There is more to be done. In particular, we must change our focus to increase awareness among the owners of small- and medium-sized businesses.
As I said earlier, the introduction of this motion could not be more timely. We are at a pivotal moment in Canada when it comes to our workforce. With baby boomers starting to retire, we need to ensure that all of our talent is at work contributing to continued prosperity. Part of addressing this issue involves investing in people, people with disabilities, so that they can reach their full potential. This includes strategies to attract and retain people from under-represented groups, such as people with disabilities.
In a report by the OECD Business and Industry Advisory Committee published this year, the committee said:
With aging populations and emerging skills shortages, effective talent management is a dominant business issue, and a strategic imperative.
We urge businesses of all sizes to step up to the plate and consider new sources of labour as part of their human resources strategy.
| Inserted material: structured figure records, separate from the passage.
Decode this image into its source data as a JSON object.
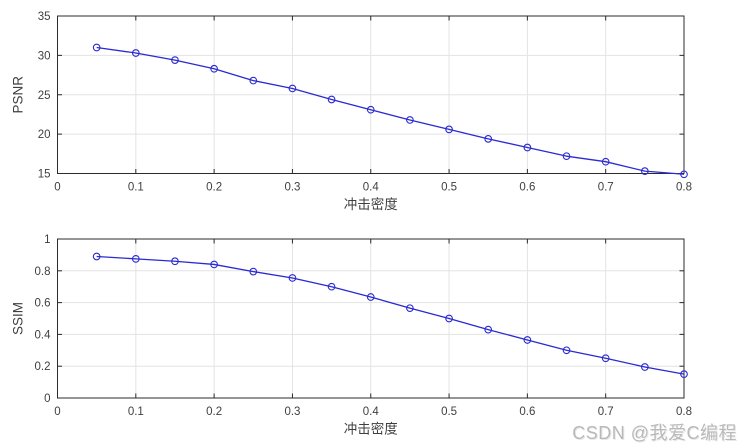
{
  "figure": {
    "background": "#ffffff"
  },
  "watermark": {
    "text": "CSDN @我爱C编程",
    "color": "#b9b9b9"
  },
  "style": {
    "axis_color": "#2b2b2b",
    "grid_color": "#e3e3e3",
    "tick_label_color": "#3f3f3f",
    "label_color": "#3f3f3f"
  },
  "chart_data": [
    {
      "type": "line",
      "title": "",
      "xlabel": "冲击密度",
      "ylabel": "PSNR",
      "x": [
        0.05,
        0.1,
        0.15,
        0.2,
        0.25,
        0.3,
        0.35,
        0.4,
        0.45,
        0.5,
        0.55,
        0.6,
        0.65,
        0.7,
        0.75,
        0.8
      ],
      "series": [
        {
          "name": "PSNR",
          "values": [
            31.0,
            30.3,
            29.4,
            28.3,
            26.8,
            25.8,
            24.4,
            23.1,
            21.8,
            20.6,
            19.4,
            18.3,
            17.2,
            16.5,
            15.3,
            14.9
          ],
          "color": "#2a2ad2",
          "marker": "circle"
        }
      ],
      "xlim": [
        0,
        0.8
      ],
      "ylim": [
        15,
        35
      ],
      "xticks": [
        0,
        0.1,
        0.2,
        0.3,
        0.4,
        0.5,
        0.6,
        0.7,
        0.8
      ],
      "yticks": [
        15,
        20,
        25,
        30,
        35
      ],
      "grid": true,
      "legend": null
    },
    {
      "type": "line",
      "title": "",
      "xlabel": "冲击密度",
      "ylabel": "SSIM",
      "x": [
        0.05,
        0.1,
        0.15,
        0.2,
        0.25,
        0.3,
        0.35,
        0.4,
        0.45,
        0.5,
        0.55,
        0.6,
        0.65,
        0.7,
        0.75,
        0.8
      ],
      "series": [
        {
          "name": "SSIM",
          "values": [
            0.89,
            0.875,
            0.86,
            0.84,
            0.795,
            0.755,
            0.7,
            0.635,
            0.565,
            0.5,
            0.43,
            0.365,
            0.3,
            0.25,
            0.195,
            0.15
          ],
          "color": "#2a2ad2",
          "marker": "circle"
        }
      ],
      "xlim": [
        0,
        0.8
      ],
      "ylim": [
        0,
        1
      ],
      "xticks": [
        0,
        0.1,
        0.2,
        0.3,
        0.4,
        0.5,
        0.6,
        0.7,
        0.8
      ],
      "yticks": [
        0,
        0.2,
        0.4,
        0.6,
        0.8,
        1
      ],
      "grid": true,
      "legend": null
    }
  ]
}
I was delighted to see that the Standing Committee on Human Resources, Skills and Social Development and the Status of Persons with Disabilities is conducting a study entitled “Exploring Employment Opportunities for Persons with Disabilities”.
In conclusion, I would like to congratulate the member for Brant for taking the initiative and introducing this motion. I would also like to thank the members of the panel on labour market opportunities for persons with disabilities for a job well done. Finally, I would like to ask all members of the opposition parties to put aside political games. It is unfortunate that they voted against the investments that would help Canadians with disabilities fully participate in our economy, and I hope they can find it in their hearts to support this member’s motion.